Au pied du Parc National Zion, je suis hébergé chez Robin et Tracy dans ce qui reste d'une vieille caravane en aluminium des années 60 posée sur des poutres en bois au fond du jardin. Dans cet abri un peu kitsch mais confortable, je regarde la neige tomber à travers la petite fenêtre. Un jour d'attente à 1500m d'altitude pour laisser passer une courte vague de froid arrivant du nord .
Après un petit jour de repos et quelques bières je traverse le Parc National Zion.
Absolument splendide !!!
La route serpente au milieu d'un canyon géant aux dégradés de couleurs ocres.

Avec le shutdown, l'entrée du parc est gratuite. Aucun Ranger ne travaille . Le "shutdown": l'arrêt en français, résulte du blocage du Congrès américain qui n'a pas réussit pas à voter le budget pour les opérations gouvernementales. Dans ce cas, l'administration fédérale cesse par manque d'argent tout service à la population à l'exception, dans un premier temps, des services dits « essentiels » comme la police, l'armée, les hôpitaux ...

Sur la route me menant au Grand Canyon je vis mes journées et mes nuits les plus froides depuis les hauts plateaux Andins (Chili, Pérou, Bolivie) . Dans la journée le thermomètre dépasse tout juste les 0°C et la nuit il frôle les -15°C. Mes bouteilles d'eau gèlent entièrement en l'espace de quelques heures. Mon dentifrice, mon huile d'olive, ... aussi.
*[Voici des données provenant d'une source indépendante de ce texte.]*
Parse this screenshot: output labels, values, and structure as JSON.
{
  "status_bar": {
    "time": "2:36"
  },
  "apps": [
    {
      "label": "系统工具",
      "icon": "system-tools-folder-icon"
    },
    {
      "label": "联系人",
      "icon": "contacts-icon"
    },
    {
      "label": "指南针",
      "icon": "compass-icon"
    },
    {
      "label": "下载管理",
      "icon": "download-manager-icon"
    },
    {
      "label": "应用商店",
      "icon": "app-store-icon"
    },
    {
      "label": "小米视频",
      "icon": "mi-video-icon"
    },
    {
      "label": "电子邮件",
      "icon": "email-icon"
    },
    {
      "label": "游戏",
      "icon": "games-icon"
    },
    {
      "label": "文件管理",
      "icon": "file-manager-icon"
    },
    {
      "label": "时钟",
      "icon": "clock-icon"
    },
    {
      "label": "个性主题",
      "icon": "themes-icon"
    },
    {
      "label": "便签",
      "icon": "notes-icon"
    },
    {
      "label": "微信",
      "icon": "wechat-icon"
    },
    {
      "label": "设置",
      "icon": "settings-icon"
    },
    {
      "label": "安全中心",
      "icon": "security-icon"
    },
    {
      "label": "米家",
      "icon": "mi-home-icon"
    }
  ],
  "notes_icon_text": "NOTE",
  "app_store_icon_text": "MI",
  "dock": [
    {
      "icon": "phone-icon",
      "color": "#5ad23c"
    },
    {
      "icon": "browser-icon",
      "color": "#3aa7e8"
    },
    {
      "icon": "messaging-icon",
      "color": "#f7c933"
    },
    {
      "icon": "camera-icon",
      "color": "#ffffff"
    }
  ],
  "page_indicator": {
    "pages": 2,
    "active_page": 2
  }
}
Après avoir fait ma vaisselle, l'eau qui reste au fond de la casserole gèle en un clin d'œil.
La nuit dans mon duvet, l'air que je respire me glace la gorge !!!
Heureusement que les journées sont ensoleillées.
Je me dis souvent que ça pourrait être pire.
Et puis visiter le Grand Canyon vaut bien un bivouac frigorifique !

Arrivé dans le Parc National du Grand Canyon je reste bouche bée devant le spectacle. Je n'ai jamais rien vu de tel.
La nature s'est donnée des millions d'années pour creuser cette immensité. C'est tout simplement magique, unique !
Même en ouvrant très grand mes yeux j'ai du mal à percevoir le gigantisme. Sous un ciel limpide le fleuve Colorado serpente 1300 mètres plus bas et continue de façonner le canyon. Comme c'est l'hiver et qu'il fait froid à cette altitude de 2200m, il n'y a pas foule. Assis au bord du Grand Canyon, je profite longuement et égoïstement du panorama .
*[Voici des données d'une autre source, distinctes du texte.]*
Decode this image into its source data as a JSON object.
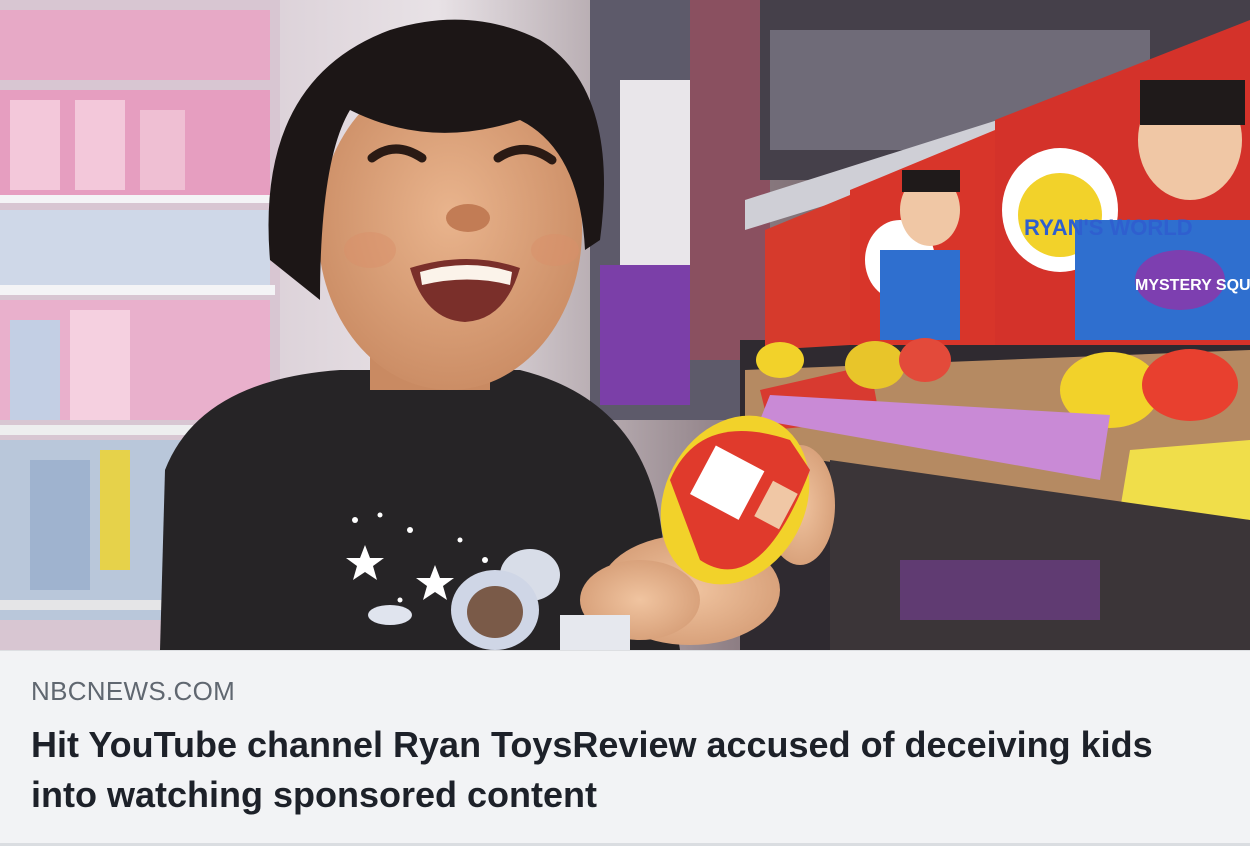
{
  "link_preview": {
    "domain": "NBCNEWS.COM",
    "headline": "Hit YouTube channel Ryan ToysReview accused of deceiving kids into watching sponsored content",
    "image": {
      "alt": "Smiling child holding a toy egg in a store toy aisle",
      "box_text": [
        "RYAN'S WORLD",
        "MYSTERY SQUISHY"
      ]
    }
  },
  "colors": {
    "caption_background": "#f2f3f5",
    "domain_text": "#606770",
    "headline_text": "#1d2129"
  }
}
Après avoir admiré toutes ces merveilles je continue ma route vers l'est. Je traverse les plaines désertiques du Far West jusqu'à Flagstaff puis Albuquerque. Le chemin de fer avec ses longues voies rectilignes comme on le voit dans les westerns suit la Route 66.
Sur le chemin je fais un détour pour visiter le parc national de la Forêt Pétrifiée.
C'est impressionnant de voir l'état de conservation de ces arbres après des millions d'années de transformation. Enfouis sous des dépôts sédimentaires riches en silice, le bois a été transformé en quartz. La silice a remplacé lentement la matière végétale et fossilisé les troncs. L'érosion et le soulèvement de la croûte terrestre ont mis au jour toutes ces merveilles.

Les températures diurnes redeviennent acceptables, autour de 15°C. Seules les nuits sont fraîches, au alentours de -10°C.
Je suis à Albuquerque dans l'état du nouveau Mexique, affûté et bronzé comme un grimpeur du tour de France. Le froid a grignoté toute la graisse emmagasinée pendant les fêtes !





Comment résister au froid ?

Mon duvet est donné pour une température de confort de 0°C .
Pour dormir confortablement, je lui additionne plusieurs couches de vêtements :
- bas du corps : deux paires de chaussettes, deux pantalons,
- haut du corps : un t-shirt à manche longue, un polaire, un coupe vent, une doudoune, un tour de cou et un bonnet
 L'isolation du sol est capitale: pour ça j'ai un épais matelas gonflable (Therm-a-rest neoair xterm regular )
 Avec tout ça je dors presque bien jusqu'à -15°C. Au petit matin seulement, je commence à avoir un peu froid aux pieds à cause de l'humidité qui se concentre à l'intérieur de ma tente. Mon duvet est souvent bien mouillé aux pieds ☹.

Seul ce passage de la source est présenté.